Ethikerin: Sterbehilfe wird schnell Fremdbestimmung

Eine Warnung vor Liberalisierung aktiver Sterbehilfe hat die Ethikerin Susanne Kummer ausgesprochen: In Ländern mit erlaubter Euthanasie drohe das „Töten auf Verlangen“ merklich in eine „neue Form des Paternalismus“ zu kippen.

Das sagte die Geschäftsführerin des Wiener Instituts für Medizinische Anthropologie und Bioethik (IMABE) am Montag in einer Stellungnahme gegenüber der katholischen Nachrichtenagentur Kathpress. Das Institut fördert laut eigenen Angaben „den Dialog von Medizin und Ethik in Forschung und Praxis auf Grundlage des christlich-humanistischen Menschenbildes“.

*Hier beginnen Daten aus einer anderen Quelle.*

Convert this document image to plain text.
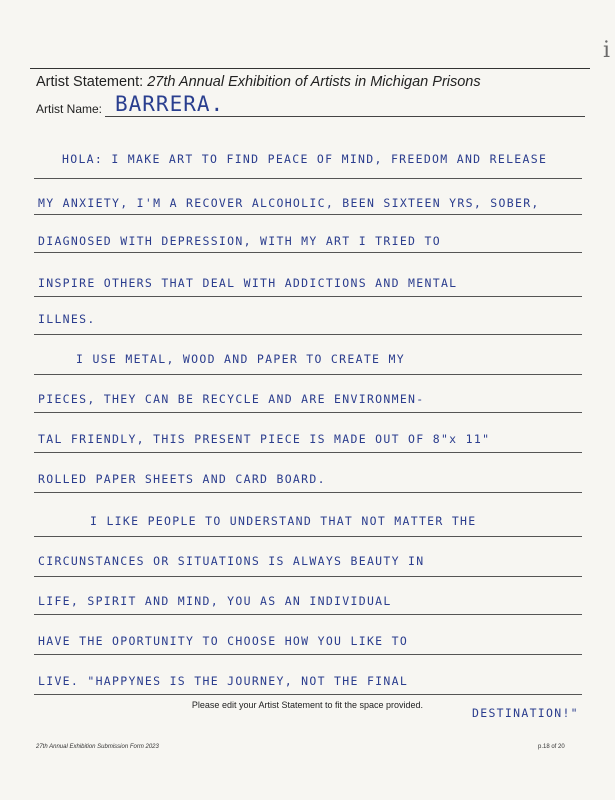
i
Artist Statement: 27th Annual Exhibition of Artists in Michigan Prisons
Artist Name: BARRERA.
HOLA: I MAKE ART TO FIND PEACE OF MIND, FREEDOM AND RELEASE
MY ANXIETY, I'M A RECOVER ALCOHOLIC, BEEN SIXTEEN YRS, SOBER,
DIAGNOSED WITH DEPRESSION, WITH MY ART I TRIED TO
INSPIRE OTHERS THAT DEAL WITH ADDICTIONS AND MENTAL
ILLNES.
I USE METAL, WOOD AND PAPER TO CREATE MY
PIECES, THEY CAN BE RECYCLE AND ARE ENVIRONMEN-
TAL FRIENDLY, THIS PRESENT PIECE IS MADE OUT OF 8"x 11"
ROLLED PAPER SHEETS AND CARD BOARD.
I LIKE PEOPLE TO UNDERSTAND THAT NOT MATTER THE
CIRCUNSTANCES OR SITUATIONS IS ALWAYS BEAUTY IN
LIFE, SPIRIT AND MIND, YOU AS AN INDIVIDUAL
HAVE THE OPORTUNITY TO CHOOSE HOW YOU LIKE TO
LIVE. "HAPPYNES IS THE JOURNEY, NOT THE FINAL
DESTINATION!"
Please edit your Artist Statement to fit the space provided.
27th Annual Exhibition Submission Form 2023	p.18 of 20
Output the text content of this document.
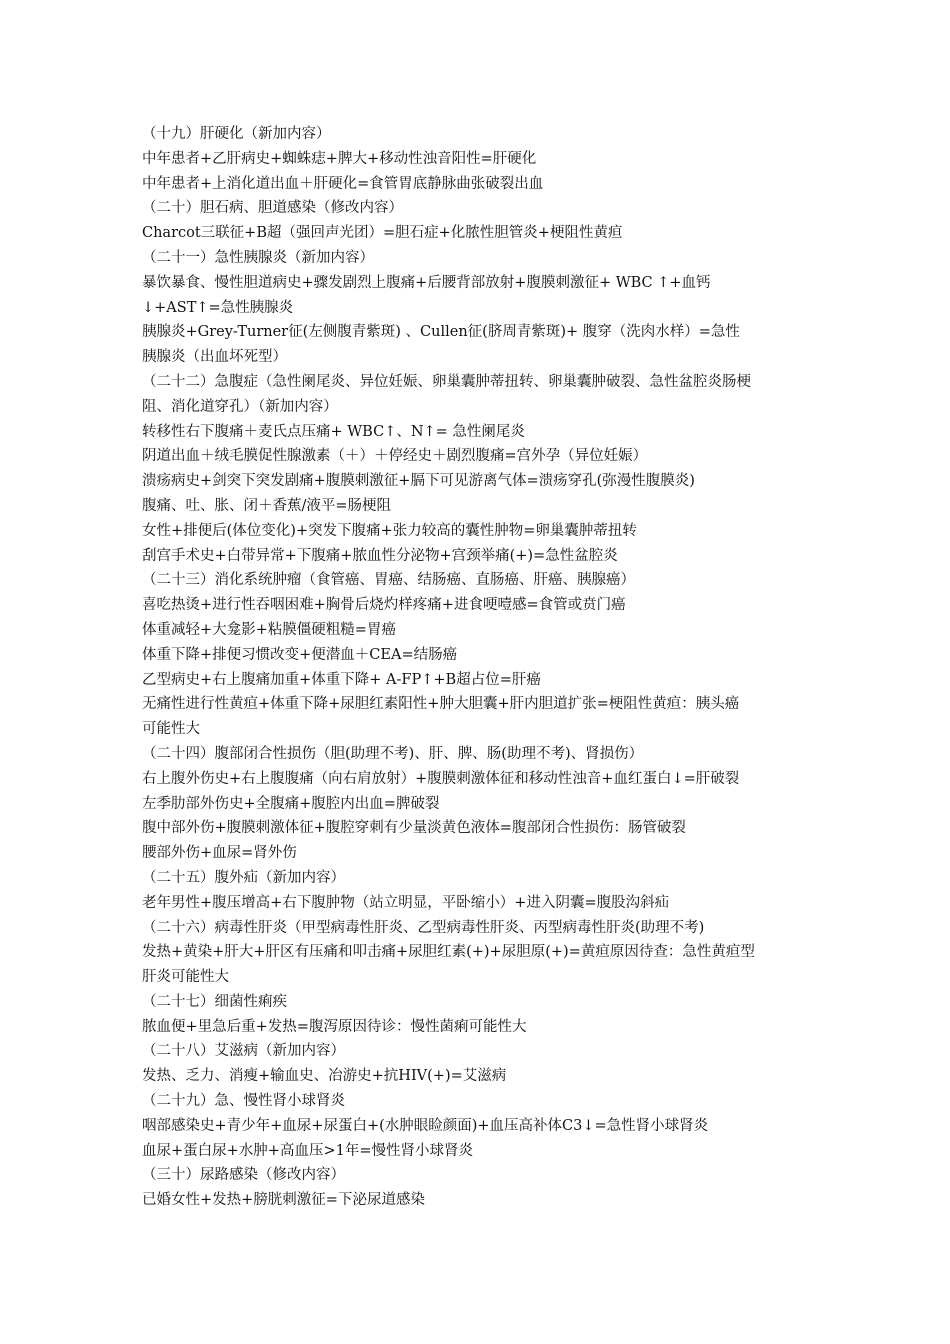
（十九）肝硬化（新加内容）
中年患者+乙肝病史+蜘蛛痣+脾大+移动性浊音阳性=肝硬化
中年患者+上消化道出血＋肝硬化=食管胃底静脉曲张破裂出血
（二十）胆石病、胆道感染（修改内容）
Charcot三联征+B超（强回声光团）=胆石症+化脓性胆管炎+梗阻性黄疸
（二十一）急性胰腺炎（新加内容）
暴饮暴食、慢性胆道病史+骤发剧烈上腹痛+后腰背部放射+腹膜刺激征+ WBC ↑+血钙
↓+AST↑=急性胰腺炎
胰腺炎+Grey-Turner征(左侧腹青紫斑) 、Cullen征(脐周青紫斑)+ 腹穿（洗肉水样）=急性
胰腺炎（出血坏死型）
（二十二）急腹症（急性阑尾炎、异位妊娠、卵巢囊肿蒂扭转、卵巢囊肿破裂、急性盆腔炎肠梗
阻、消化道穿孔）（新加内容）
转移性右下腹痛＋麦氏点压痛+ WBC↑、N↑= 急性阑尾炎
阴道出血＋绒毛膜促性腺激素（＋）＋停经史＋剧烈腹痛=宫外孕（异位妊娠）
溃疡病史+剑突下突发剧痛+腹膜刺激征+膈下可见游离气体=溃疡穿孔(弥漫性腹膜炎)
腹痛、吐、胀、闭＋香蕉/液平=肠梗阻
女性+排便后(体位变化)+突发下腹痛+张力较高的囊性肿物=卵巢囊肿蒂扭转
刮宫手术史+白带异常+下腹痛+脓血性分泌物+宫颈举痛(+)=急性盆腔炎
（二十三）消化系统肿瘤（食管癌、胃癌、结肠癌、直肠癌、肝癌、胰腺癌）
喜吃热烫+进行性吞咽困难+胸骨后烧灼样疼痛+进食哽噎感=食管或贲门癌
体重减轻+大龛影+粘膜僵硬粗糙=胃癌
体重下降+排便习惯改变+便潜血＋CEA=结肠癌
乙型病史+右上腹痛加重+体重下降+ A-FP↑+B超占位=肝癌
无痛性进行性黄疸+体重下降+尿胆红素阳性+肿大胆囊+肝内胆道扩张=梗阻性黄疸：胰头癌
可能性大
（二十四）腹部闭合性损伤（胆(助理不考)、肝、脾、肠(助理不考)、肾损伤）
右上腹外伤史+右上腹腹痛（向右肩放射）+腹膜刺激体征和移动性浊音+血红蛋白↓=肝破裂
左季肋部外伤史+全腹痛+腹腔内出血=脾破裂
腹中部外伤+腹膜刺激体征+腹腔穿刺有少量淡黄色液体=腹部闭合性损伤：肠管破裂
腰部外伤+血尿=肾外伤
（二十五）腹外疝（新加内容）
老年男性+腹压增高+右下腹肿物（站立明显，平卧缩小）+进入阴囊=腹股沟斜疝
（二十六）病毒性肝炎（甲型病毒性肝炎、乙型病毒性肝炎、丙型病毒性肝炎(助理不考)
发热+黄染+肝大+肝区有压痛和叩击痛+尿胆红素(+)+尿胆原(+)=黄疸原因待查：急性黄疸型
肝炎可能性大
（二十七）细菌性痢疾
脓血便+里急后重+发热=腹泻原因待诊：慢性菌痢可能性大
（二十八）艾滋病（新加内容）
发热、乏力、消瘦+输血史、冶游史+抗HIV(+)=艾滋病
（二十九）急、慢性肾小球肾炎
咽部感染史+青少年+血尿+尿蛋白+(水肿眼睑颜面)+血压高补体C3↓=急性肾小球肾炎
血尿+蛋白尿+水肿+高血压>1年=慢性肾小球肾炎
（三十）尿路感染（修改内容）
已婚女性+发热+膀胱刺激征=下泌尿道感染
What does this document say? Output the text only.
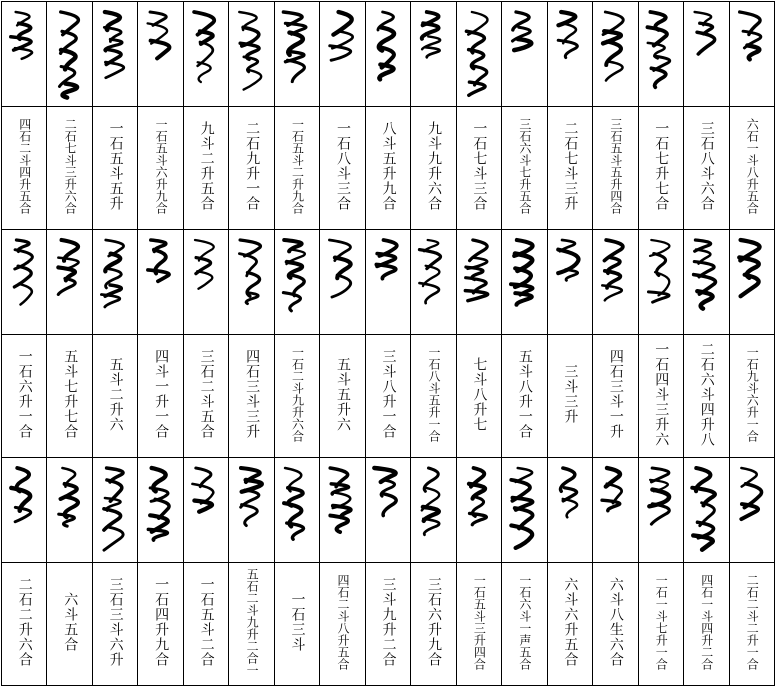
四石二斗四升五合	二石七斗三升六合	一石五斗五升	一石五斗六升九合	九斗二升五合	二石九升一合	一石五斗二升九合	一石八斗三合	八斗五升九合	九斗九升六合	一石七斗三合	三石六斗七升五合	二石七斗三升	三石五斗五升四合	一石七升七合	三石八斗六合	六石一斗八升五合

一石六升一合	五斗七升七合	五斗二升六	四斗一升一合	三石二斗五合	四石三斗三升	一石二斗九升六合	五斗五升六	三斗八升一合	一石八斗五升一合	七斗八升七	五斗八升一合	三斗三升	四石三斗一升	一石四斗三升六	二石六斗四升八	一石九斗六升一合

二石二升六合	六斗五合	三石三斗六升	一石四升九合	一石五斗二合	五石二斗九升二合一	一石三斗	四石二斗八升五合	三斗九升二合	三石六升九合	一石五斗三升四合	一石六斗一声五合	六斗六升五合	六斗八生六合	一石一斗七升一合	四石一斗四升二合	二石二斗二升一合
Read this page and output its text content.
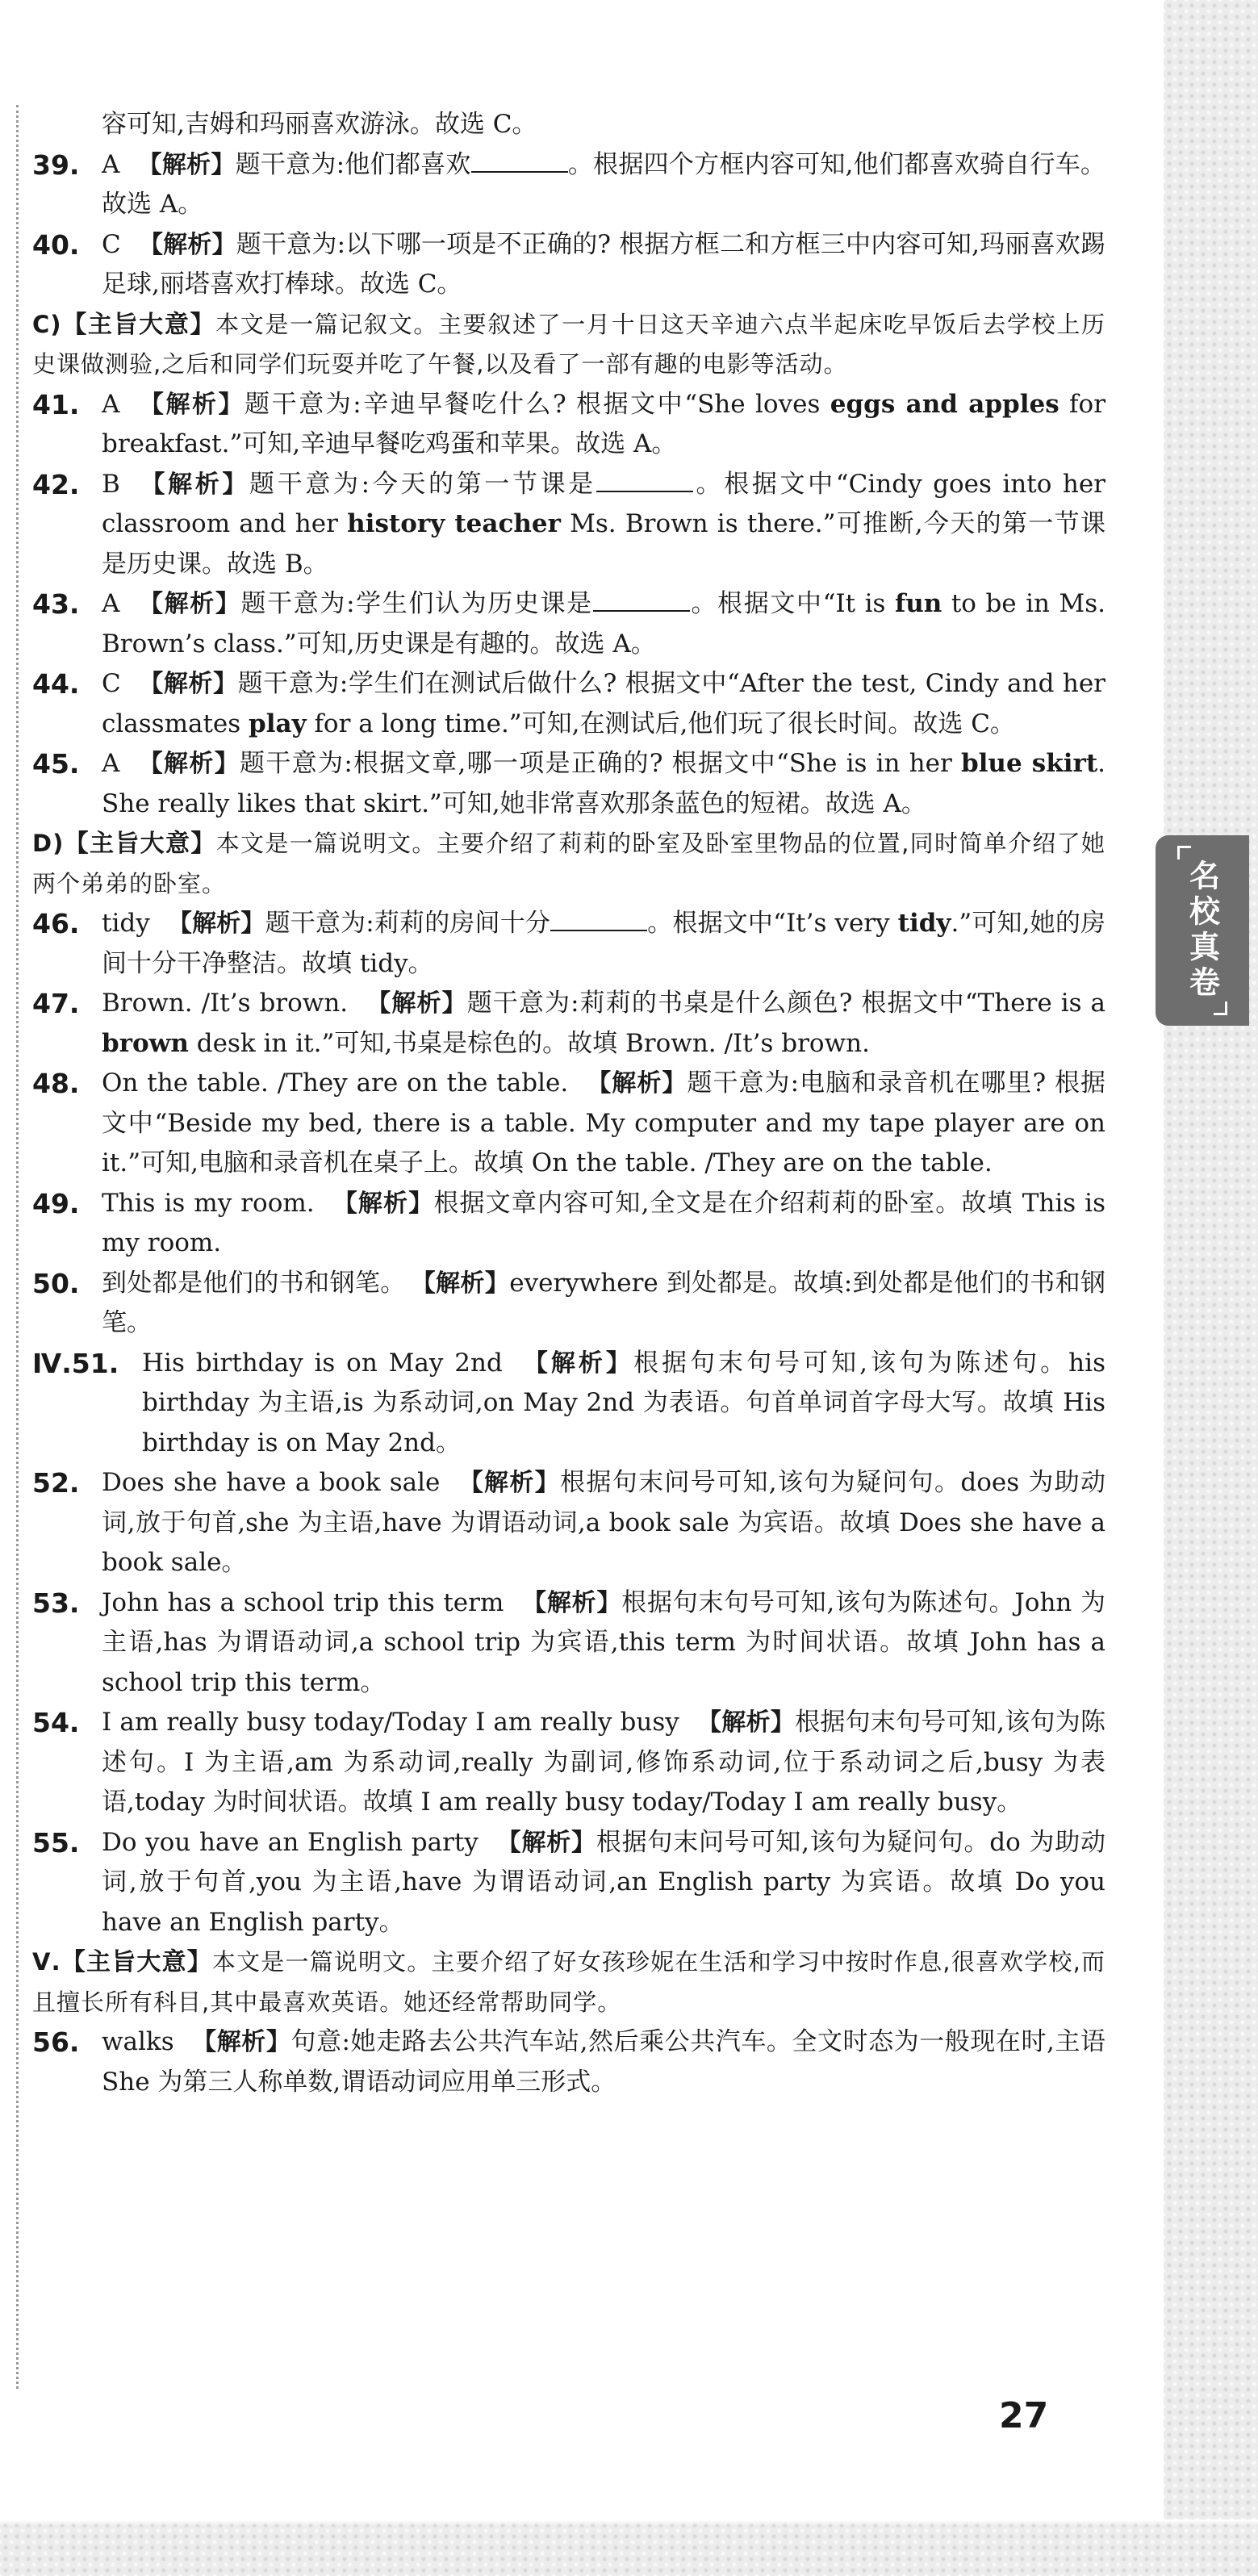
名校真卷
容可知,吉姆和玛丽喜欢游泳。故选 C。
39. A 【解析】题干意为:他们都喜欢	。根据四个方框内容可知,他们都喜欢骑自行车。故选 A。
40. C 【解析】题干意为:以下哪一项是不正确的? 根据方框二和方框三中内容可知,玛丽喜欢踢足球,丽塔喜欢打棒球。故选 C。
C)【主旨大意】本文是一篇记叙文。主要叙述了一月十日这天辛迪六点半起床吃早饭后去学校上历史课做测验,之后和同学们玩耍并吃了午餐,以及看了一部有趣的电影等活动。
41. A 【解析】题干意为:辛迪早餐吃什么? 根据文中“She loves eggs and apples for breakfast.”可知,辛迪早餐吃鸡蛋和苹果。故选 A。
42. B 【解析】题干意为:今天的第一节课是	。根据文中“Cindy goes into her classroom and her history teacher Ms. Brown is there.”可推断,今天的第一节课是历史课。故选 B。
43. A 【解析】题干意为:学生们认为历史课是	。根据文中“It is fun to be in Ms. Brown’s class.”可知,历史课是有趣的。故选 A。
44. C 【解析】题干意为:学生们在测试后做什么? 根据文中“After the test, Cindy and her classmates play for a long time.”可知,在测试后,他们玩了很长时间。故选 C。
45. A 【解析】题干意为:根据文章,哪一项是正确的? 根据文中“She is in her blue skirt. She really likes that skirt.”可知,她非常喜欢那条蓝色的短裙。故选 A。
D)【主旨大意】本文是一篇说明文。主要介绍了莉莉的卧室及卧室里物品的位置,同时简单介绍了她两个弟弟的卧室。
46. tidy 【解析】题干意为:莉莉的房间十分	。根据文中“It’s very tidy.”可知,她的房间十分干净整洁。故填 tidy。
47. Brown. /It’s brown. 【解析】题干意为:莉莉的书桌是什么颜色? 根据文中“There is a brown desk in it.”可知,书桌是棕色的。故填 Brown. /It’s brown.
48. On the table. /They are on the table. 【解析】题干意为:电脑和录音机在哪里? 根据文中“Beside my bed, there is a table. My computer and my tape player are on it.”可知,电脑和录音机在桌子上。故填 On the table. /They are on the table.
49. This is my room. 【解析】根据文章内容可知,全文是在介绍莉莉的卧室。故填 This is my room.
50. 到处都是他们的书和钢笔。 【解析】everywhere 到处都是。故填:到处都是他们的书和钢笔。
Ⅳ.51. His birthday is on May 2nd 【解析】根据句末句号可知,该句为陈述句。his birthday 为主语,is 为系动词,on May 2nd 为表语。句首单词首字母大写。故填 His birthday is on May 2nd。
52. Does she have a book sale 【解析】根据句末问号可知,该句为疑问句。does 为助动词,放于句首,she 为主语,have 为谓语动词,a book sale 为宾语。故填 Does she have a book sale。
53. John has a school trip this term 【解析】根据句末句号可知,该句为陈述句。John 为主语,has 为谓语动词,a school trip 为宾语,this term 为时间状语。故填 John has a school trip this term。
54. I am really busy today/Today I am really busy 【解析】根据句末句号可知,该句为陈述句。I 为主语,am 为系动词,really 为副词,修饰系动词,位于系动词之后,busy 为表语,today 为时间状语。故填 I am really busy today/Today I am really busy。
55. Do you have an English party 【解析】根据句末问号可知,该句为疑问句。do 为助动词,放于句首,you 为主语,have 为谓语动词,an English party 为宾语。故填 Do you have an English party。
Ⅴ.【主旨大意】本文是一篇说明文。主要介绍了好女孩珍妮在生活和学习中按时作息,很喜欢学校,而且擅长所有科目,其中最喜欢英语。她还经常帮助同学。
56. walks 【解析】句意:她走路去公共汽车站,然后乘公共汽车。全文时态为一般现在时,主语 She 为第三人称单数,谓语动词应用单三形式。
27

Zuerst werde suggeriert, dass die Entscheidung zum Suizid ein „geglückter Testfall von Autonomie“ sei, so Ethikerin Kummer. Wie man jedoch am Beispiel Niederlande mit den dort häufigen Tötungen ohne freie Willensäußerungen - zuletzt 431 pro Jahr - ablesen könne, sei das Ergebnis eine „eklatante Fremdbestimmung“.

Kritik auch vom Papst

Erst kürzlich hatte Papst Franziskus eine Zunahme von Anfragen nach aktiver Sterbehilfe in vielen Ländern beklagt. Er bezeichnete die Säkularisierung mit ihrer „Verabsolutierung von Selbstbestimmung und Autonomie“ als Grund für die steigende Nachfrage - mehr dazu in Papst beklagt gestiegene Nachfrage nach Sterbehilfe.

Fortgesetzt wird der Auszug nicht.